Der Beschwerdeführer hat auf die Befristung seiner auswärtigen Tätigkeit hingewiesen und schon im Verwaltungsverfahren eine Reihe von Umständen ins Treffen geführt, die dafür sprachen, dass er nach Ende des mit zwei Jahren veranschlagten Projektes tatsächlich wieder an seinen ständigen Wohnort zurückkehren werde (neben dem Studium an der BOKU vor allem die Art der Beschäftigung, die auf die Abfassung einer Dissertation ausgerichtet war). In der Beschwerde ergänzt er dieses Vorbringen mit Ausführungen zu seiner erheblichen Körperbehinderung, die zum einen eine Bezugsperson erforderlich mache, welche er seinerzeit in Person seiner Schwester gehabt habe, und zum anderen mit Hinweisen auf die in Wien vorhandenen besseren Chancen zur Berufseingliederung im Bereich der öffentlichen Verwaltung. Tatsächlich sei der Beschwerdeführer nach zweimonatiger Verlängerung des Arbeitsvertrages mit der TU Graz seit Mai 2008 nunmehr in Wien bei einem näher bezeichneten Amt tätig.

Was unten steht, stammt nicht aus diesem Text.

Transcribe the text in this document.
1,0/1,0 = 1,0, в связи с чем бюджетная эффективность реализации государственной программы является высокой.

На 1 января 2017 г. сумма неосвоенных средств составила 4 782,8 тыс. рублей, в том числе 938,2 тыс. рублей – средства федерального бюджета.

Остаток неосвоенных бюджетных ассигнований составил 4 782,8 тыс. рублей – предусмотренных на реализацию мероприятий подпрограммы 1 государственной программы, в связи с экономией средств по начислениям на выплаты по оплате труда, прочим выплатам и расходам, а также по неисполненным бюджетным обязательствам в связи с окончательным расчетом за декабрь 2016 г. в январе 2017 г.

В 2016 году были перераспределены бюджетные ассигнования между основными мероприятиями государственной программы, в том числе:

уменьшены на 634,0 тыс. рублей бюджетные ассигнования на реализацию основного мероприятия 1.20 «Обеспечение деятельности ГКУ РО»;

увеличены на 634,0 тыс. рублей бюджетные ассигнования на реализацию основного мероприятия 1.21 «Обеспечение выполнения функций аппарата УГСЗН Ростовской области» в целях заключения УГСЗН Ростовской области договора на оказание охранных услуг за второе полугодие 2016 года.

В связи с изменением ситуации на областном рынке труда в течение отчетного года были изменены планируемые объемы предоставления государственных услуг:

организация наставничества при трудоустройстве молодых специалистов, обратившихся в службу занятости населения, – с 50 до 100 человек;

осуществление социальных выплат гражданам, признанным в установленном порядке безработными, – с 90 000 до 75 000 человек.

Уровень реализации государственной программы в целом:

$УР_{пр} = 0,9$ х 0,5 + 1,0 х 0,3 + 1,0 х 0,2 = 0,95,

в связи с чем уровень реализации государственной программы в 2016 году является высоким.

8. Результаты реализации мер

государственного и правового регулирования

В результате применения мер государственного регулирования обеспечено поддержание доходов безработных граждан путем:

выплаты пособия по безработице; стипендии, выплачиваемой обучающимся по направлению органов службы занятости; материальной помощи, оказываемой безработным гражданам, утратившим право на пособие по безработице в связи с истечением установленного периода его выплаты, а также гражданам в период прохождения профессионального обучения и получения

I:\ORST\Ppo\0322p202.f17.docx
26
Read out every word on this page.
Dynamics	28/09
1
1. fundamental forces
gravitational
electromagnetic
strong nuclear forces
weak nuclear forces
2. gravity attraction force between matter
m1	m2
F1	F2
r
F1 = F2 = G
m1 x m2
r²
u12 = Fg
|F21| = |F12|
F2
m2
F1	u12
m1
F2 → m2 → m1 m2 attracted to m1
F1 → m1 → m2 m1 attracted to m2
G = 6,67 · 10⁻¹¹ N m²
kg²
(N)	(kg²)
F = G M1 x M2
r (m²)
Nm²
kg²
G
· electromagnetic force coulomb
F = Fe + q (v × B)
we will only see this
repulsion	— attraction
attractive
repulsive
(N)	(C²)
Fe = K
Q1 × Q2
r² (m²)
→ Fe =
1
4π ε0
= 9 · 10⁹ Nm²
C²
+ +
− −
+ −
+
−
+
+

Die belangte Behörde hat der Befristung des Arbeitsverhältnisses im Beschwerdefall keine Bedeutung beigemessen, weil der Beschwerdeführer die bisherige "Familienwohnung" Ende 2006 tatsächlich aufgegeben habe. Sie hat es aber unterlassen, sich mit dem Vorbringen des Beschwerdeführers auseinanderzusetzen, wonach sich die Verhältnisse durch den Auszug der Schwester aus der gemeinsamen Wohnung wesentlich geändert hätten. Dass diese Umstände dem privaten Bereich des Beschwerdeführers zuzurechnen sind, trifft wohl zu, ändert nach dem Gesagten aber nichts daran, dass auch derartige Umstände bei Prüfung der Zumutbarkeit der Wohnsitzverlegung zu berücksichtigen sind. Wie der Verwaltungsgerichtshof bereits wiederholt erkannt hat, kann sich die Unzumutbarkeit der Verlegung des ständigen Wohnsitzes in den Bereich des Berufsortes nämlich auch aus Umständen der privaten Lebensführung ergeben (vgl. das hg. Erkenntnis vom 20. September 2007, 2006/14/0038). Insofern hat die belangte Behörde die Rechtslage verkannt.
Soweit sich der angefochtene Bescheid darauf stützt, es liege nahe, dass die Wohnsitzverlegung des Beschwerdeführers ohnedies bereits Anfang Jänner 2006 erfolgt sei, erweist sich diese Feststellung, die sich nur auf die Größe der Wohnung am Beschäftigungsort von rund 57 m2 stützt und der vom Beschwerdeführer damit begegnet wird, dass eine billigere Wohngelegenheit am Beschäftigungsort nach der Lage der Dinge gar nicht zu bekommen gewesen wäre, nicht als Ergebnis schlüssiger Beweiswürdigung.
Der angefochtene Bescheid war daher gemäß § 42 Abs. 2 Z 1 VwGG wegen Rechtswidrigkeit seines Inhaltes aufzuheben.
Die Kostenentscheidung gründet sich auf die §§ 47 ff VwGG iVm der VwGH-Aufwandsersatzverordnung 2008, BGBl. II Nr. 455.